Cooperative selective benzyl alcohol oxidation and hydrogen production over Pd 6 (SC 12 H 25 ) 12 cluster-coupled CdS nanorods: the key role of water in photocatalytic benzyl alcohol splitting

Photocatalytic splitting of alcohols into hydrogen and the corresponding carbonyl compounds has potential applications in the production of clean H 2 fuel and high-value chemicals using solar light as the sole energy input. Here, we demonstrated that a highly efficient photocatalyst could be constructed for photocatalytic cooperative highly selective oxidation of benzyl alcohol to benzaldehyde and H 2 production by confining atomically precise Pd 6 (SC 12 H 25 ) 12 clusters on CdS nanorods, which dramatically enhanced the photocatalytic activity.
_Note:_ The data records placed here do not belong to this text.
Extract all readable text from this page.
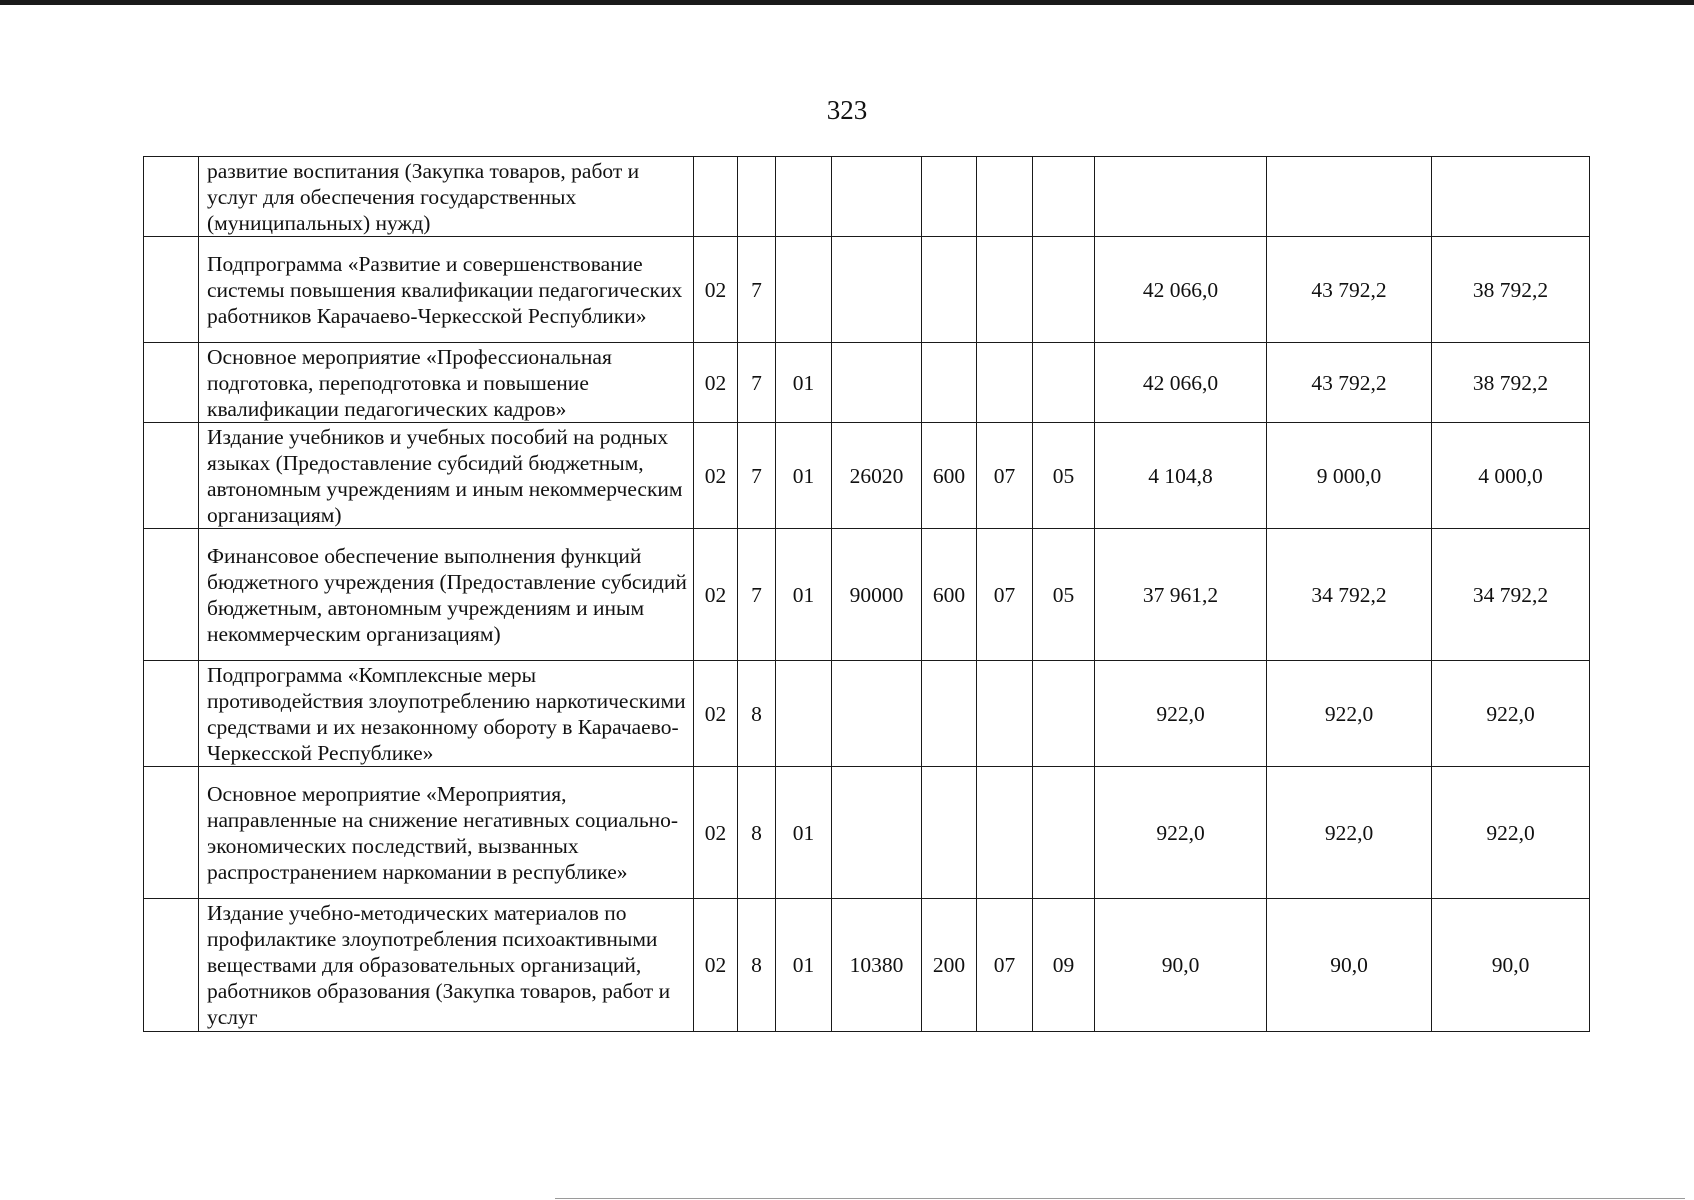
323
	развитие воспитания (Закупка товаров, работ и услуг для обеспечения государственных (муниципальных) нужд)										
	Подпрограмма «Развитие и совершенствование системы повышения квалификации педагогических работников Карачаево-Черкесской Республики»	02	7						42 066,0	43 792,2	38 792,2
	Основное мероприятие «Профессиональная подготовка, переподготовка и повышение квалификации педагогических кадров»	02	7	01					42 066,0	43 792,2	38 792,2
	Издание учебников и учебных пособий на родных языках (Предоставление субсидий бюджетным, автономным учреждениям и иным некоммерческим организациям)	02	7	01	26020	600	07	05	4 104,8	9 000,0	4 000,0
	Финансовое обеспечение выполнения функций бюджетного учреждения (Предоставление субсидий бюджетным, автономным учреждениям и иным некоммерческим организациям)	02	7	01	90000	600	07	05	37 961,2	34 792,2	34 792,2
	Подпрограмма «Комплексные меры противодействия злоупотреблению наркотическими средствами и их незаконному обороту в Карачаево-Черкесской Республике»	02	8						922,0	922,0	922,0
	Основное мероприятие «Мероприятия, направленные на снижение негативных социально-экономических последствий, вызванных распространением наркомании в республике»	02	8	01					922,0	922,0	922,0
	Издание учебно-методических материалов по профилактике злоупотребления психоактивными веществами для образовательных организаций, работников образования (Закупка товаров, работ и услуг	02	8	01	10380	200	07	09	90,0	90,0	90,0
Ultrafast transient absorption (TA) spectroscopy investigations disclosed that well-defined Pd 6 (SC 12 H 25 ) 12 clusters could assist the photo-generated charge separation of CdS nanorods. Density functional theory (DFT) calculations clearly revealed the mechanism of benzyl alcohol decomposition and highlighted the crucial role of water molecules at atomic precision. This work provides fresh insights into the photocatalytic application of atomically precise metal clusters and sheds light on the water promotion effects in photocatalytic splitting of benzyl alcohol.